Immédiatement après l’accident provoqué par un tsunami géant le 11 mars 2011, les autorités japonaises avaient mis en place une zone d’évacuation de 20km autour de la centrale, avant de l’agrandir à 40km six semaines plus tard. Six semaines durant lesquelles certaines activités ont perduré, comme l’extraction de gravier à Namie, remarque le Wall Street Journal:

«Pendant cette période, environ 5.200 tonnes de gravier ont été acheminées vers dix-neuf cimenteries et entreprises de construction. Le matériau a ensuite été utilisé sur différents projets dont cet immeuble».

Depuis le début de la crise nucléaire les pouvoirs publics ont été fortement critiqués pour leur lenteur à mettre en place des mesures de protection de la population environnant Fukushima. Un rapport effectué par une commission indépendante chargée d’enquêter sur l’accident a même récemment dénoncé plusieurs défaillances au moment de la gestion de crise.

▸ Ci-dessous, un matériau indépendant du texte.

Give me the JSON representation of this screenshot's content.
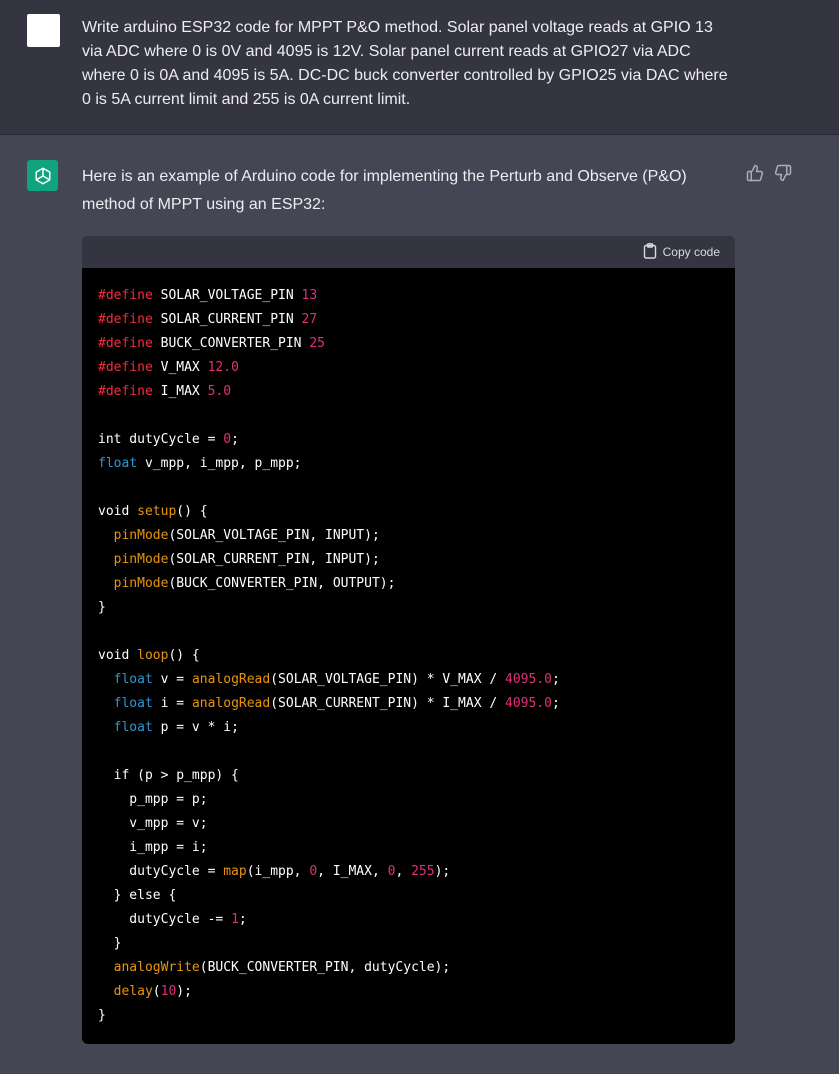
{
  "user": {
    "message": "Write arduino ESP32 code for MPPT P&O method. Solar panel voltage reads at GPIO 13 via ADC where 0 is 0V and 4095 is 12V. Solar panel current reads at GPIO27 via ADC where 0 is 0A and 4095 is 5A. DC-DC buck converter controlled by GPIO25 via DAC where 0 is 5A current limit and 255 is 0A current limit."
  },
  "assistant": {
    "intro": "Here is an example of Arduino code for implementing the Perturb and Observe (P&O) method of MPPT using an ESP32:",
    "avatar_icon": "openai-logo-icon",
    "feedback_icons": [
      "thumbs-up-icon",
      "thumbs-down-icon"
    ]
  },
  "code_block": {
    "copy_label": "Copy code",
    "copy_icon": "clipboard-icon",
    "lines": [
      [
        [
          "kw",
          "#define"
        ],
        [
          "p",
          " SOLAR_VOLTAGE_PIN "
        ],
        [
          "n",
          "13"
        ]
      ],
      [
        [
          "kw",
          "#define"
        ],
        [
          "p",
          " SOLAR_CURRENT_PIN "
        ],
        [
          "n",
          "27"
        ]
      ],
      [
        [
          "kw",
          "#define"
        ],
        [
          "p",
          " BUCK_CONVERTER_PIN "
        ],
        [
          "n",
          "25"
        ]
      ],
      [
        [
          "kw",
          "#define"
        ],
        [
          "p",
          " V_MAX "
        ],
        [
          "n",
          "12.0"
        ]
      ],
      [
        [
          "kw",
          "#define"
        ],
        [
          "p",
          " I_MAX "
        ],
        [
          "n",
          "5.0"
        ]
      ],
      [],
      [
        [
          "p",
          "int dutyCycle = "
        ],
        [
          "n",
          "0"
        ],
        [
          "p",
          ";"
        ]
      ],
      [
        [
          "t",
          "float"
        ],
        [
          "p",
          " v_mpp, i_mpp, p_mpp;"
        ]
      ],
      [],
      [
        [
          "p",
          "void "
        ],
        [
          "f",
          "setup"
        ],
        [
          "p",
          "() {"
        ]
      ],
      [
        [
          "p",
          "  "
        ],
        [
          "f",
          "pinMode"
        ],
        [
          "p",
          "(SOLAR_VOLTAGE_PIN, INPUT);"
        ]
      ],
      [
        [
          "p",
          "  "
        ],
        [
          "f",
          "pinMode"
        ],
        [
          "p",
          "(SOLAR_CURRENT_PIN, INPUT);"
        ]
      ],
      [
        [
          "p",
          "  "
        ],
        [
          "f",
          "pinMode"
        ],
        [
          "p",
          "(BUCK_CONVERTER_PIN, OUTPUT);"
        ]
      ],
      [
        [
          "p",
          "}"
        ]
      ],
      [],
      [
        [
          "p",
          "void "
        ],
        [
          "f",
          "loop"
        ],
        [
          "p",
          "() {"
        ]
      ],
      [
        [
          "p",
          "  "
        ],
        [
          "t",
          "float"
        ],
        [
          "p",
          " v = "
        ],
        [
          "f",
          "analogRead"
        ],
        [
          "p",
          "(SOLAR_VOLTAGE_PIN) * V_MAX / "
        ],
        [
          "n",
          "4095.0"
        ],
        [
          "p",
          ";"
        ]
      ],
      [
        [
          "p",
          "  "
        ],
        [
          "t",
          "float"
        ],
        [
          "p",
          " i = "
        ],
        [
          "f",
          "analogRead"
        ],
        [
          "p",
          "(SOLAR_CURRENT_PIN) * I_MAX / "
        ],
        [
          "n",
          "4095.0"
        ],
        [
          "p",
          ";"
        ]
      ],
      [
        [
          "p",
          "  "
        ],
        [
          "t",
          "float"
        ],
        [
          "p",
          " p = v * i;"
        ]
      ],
      [],
      [
        [
          "p",
          "  if (p > p_mpp) {"
        ]
      ],
      [
        [
          "p",
          "    p_mpp = p;"
        ]
      ],
      [
        [
          "p",
          "    v_mpp = v;"
        ]
      ],
      [
        [
          "p",
          "    i_mpp = i;"
        ]
      ],
      [
        [
          "p",
          "    dutyCycle = "
        ],
        [
          "f",
          "map"
        ],
        [
          "p",
          "(i_mpp, "
        ],
        [
          "n",
          "0"
        ],
        [
          "p",
          ", I_MAX, "
        ],
        [
          "n",
          "0"
        ],
        [
          "p",
          ", "
        ],
        [
          "n",
          "255"
        ],
        [
          "p",
          ");"
        ]
      ],
      [
        [
          "p",
          "  } else {"
        ]
      ],
      [
        [
          "p",
          "    dutyCycle -= "
        ],
        [
          "n",
          "1"
        ],
        [
          "p",
          ";"
        ]
      ],
      [
        [
          "p",
          "  }"
        ]
      ],
      [
        [
          "p",
          "  "
        ],
        [
          "f",
          "analogWrite"
        ],
        [
          "p",
          "(BUCK_CONVERTER_PIN, dutyCycle);"
        ]
      ],
      [
        [
          "p",
          "  "
        ],
        [
          "f",
          "delay"
        ],
        [
          "p",
          "("
        ],
        [
          "n",
          "10"
        ],
        [
          "p",
          ");"
        ]
      ],
      [
        [
          "p",
          "}"
        ]
      ]
    ]
  }
}
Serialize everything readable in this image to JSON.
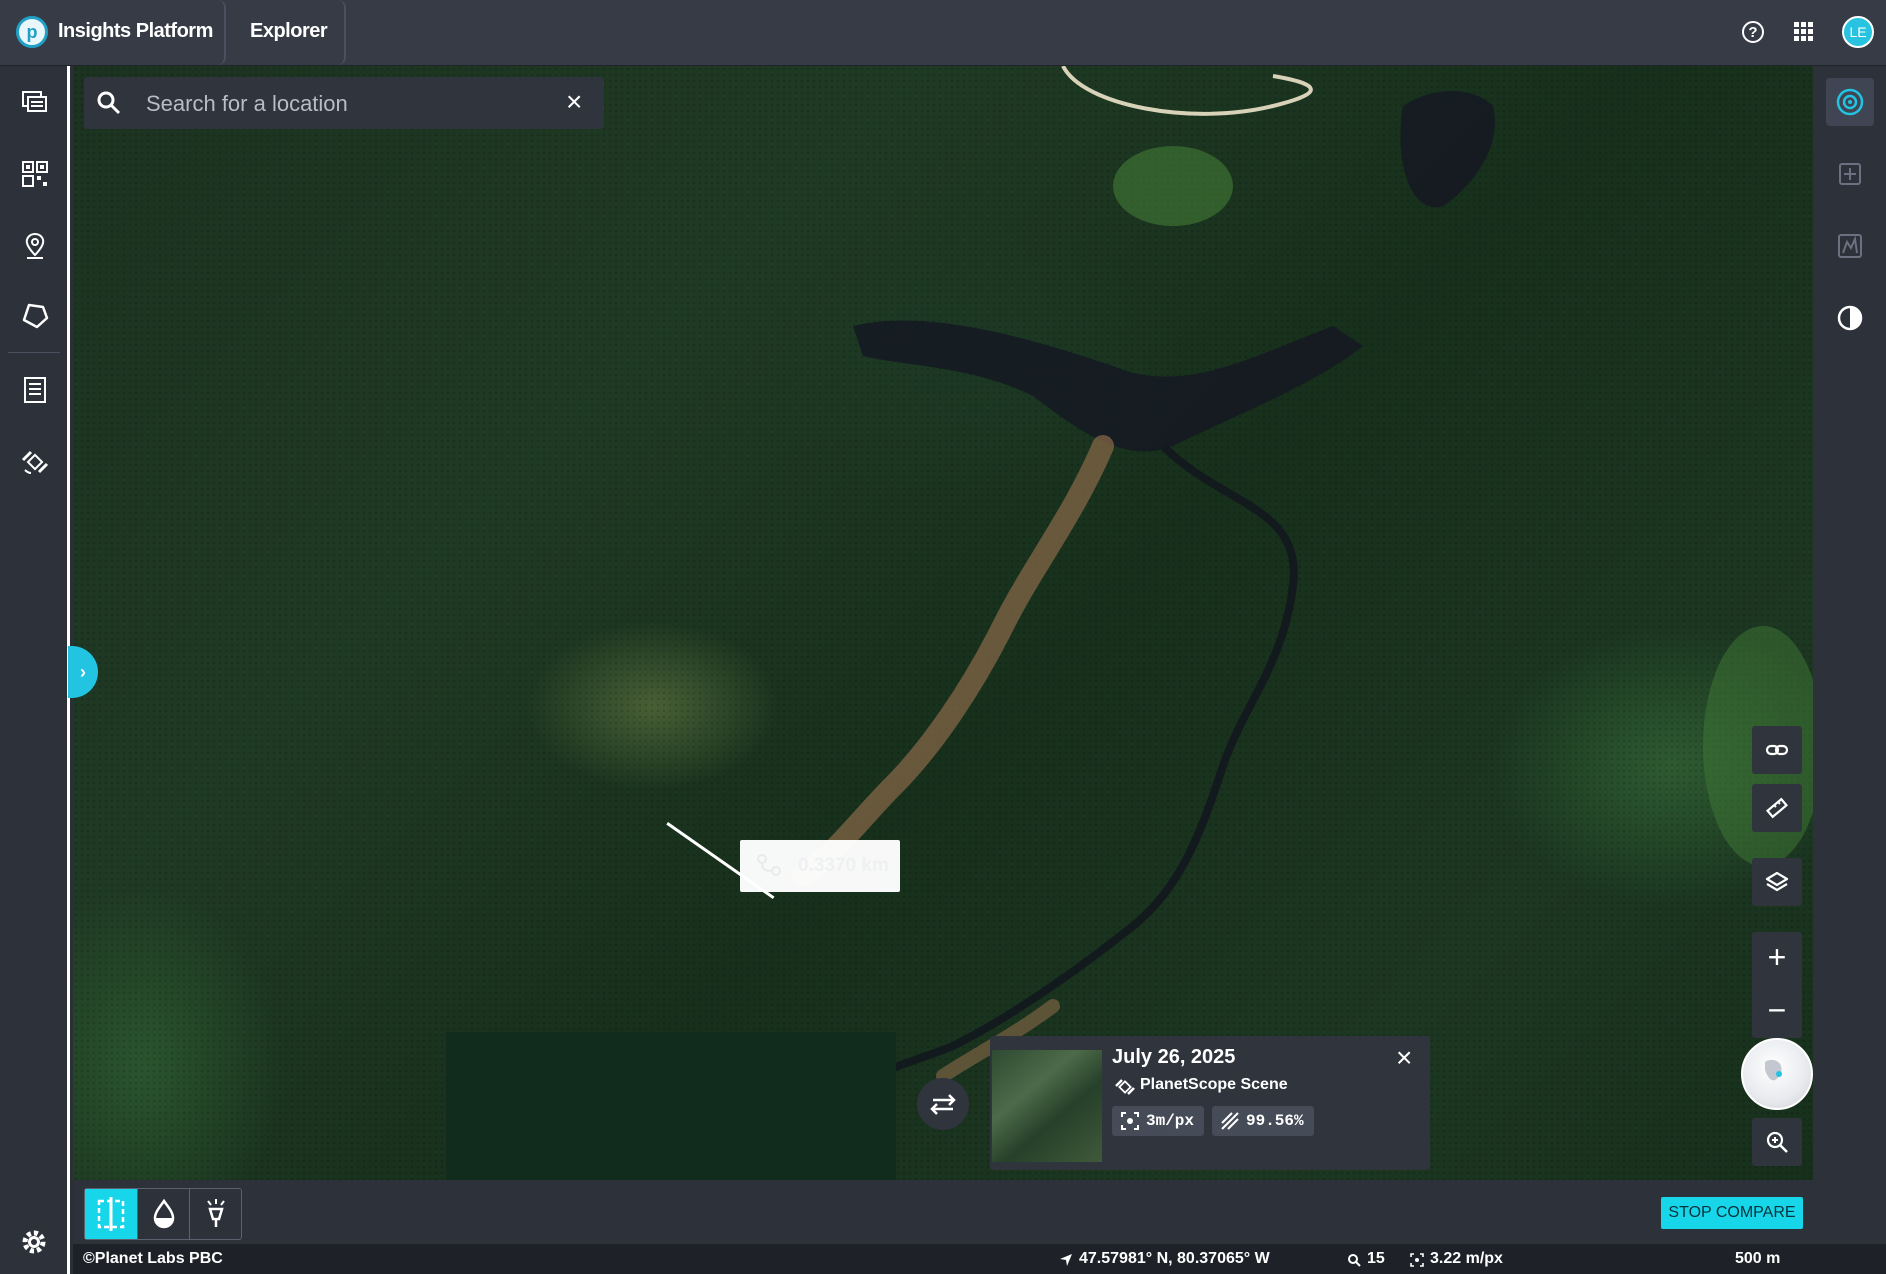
{
  "header": {
    "logo_letter": "p",
    "app_name": "Insights Platform",
    "tab": "Explorer",
    "avatar_initials": "LE"
  },
  "left_sidebar": {
    "items": [
      "feed-icon",
      "grid-qr-icon",
      "location-pin-icon",
      "polygon-icon",
      "document-list-icon",
      "satellite-icon"
    ],
    "settings": "gear-icon"
  },
  "search": {
    "placeholder": "Search for a location",
    "value": ""
  },
  "right_panel": {
    "items": [
      "radar-icon",
      "add-image-icon",
      "chart-frame-icon",
      "contrast-icon"
    ],
    "active": "radar-icon",
    "accent": "#23c3e2"
  },
  "map_controls": [
    "link-icon",
    "ruler-icon",
    "layers-icon",
    "zoom-in-plus-icon",
    "zoom-out-minus-icon",
    "globe-minimap",
    "zoom-search-icon"
  ],
  "measurement": {
    "distance": "0.3370 km"
  },
  "scene": {
    "date": "July 26, 2025",
    "type": "PlanetScope Scene",
    "resolution": "3m/px",
    "coverage": "99.56%"
  },
  "compare": {
    "stop_label": "STOP COMPARE",
    "accent": "#17d6ea"
  },
  "footer": {
    "copyright": "©Planet Labs PBC",
    "coordinates": "47.57981° N, 80.37065° W",
    "zoom": "15",
    "scale": "3.22 m/px",
    "scale_bar": "500 m"
  }
}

C’est justement pour éviter ce genre d’erreurs que les habitants des villages environnant la centrale de Cadarache (Bouches-du-Rhône), se sont exercés mardi 17 janvier. Au programme, l’apprentissage des principaux gestes à effectuer en cas de catastrophe, comme se calfeutrer chez soi.  L’installation est en effet située sur une faille sismique qui, bien que peu active, fait craindre le pire en cas de tremblement de terre.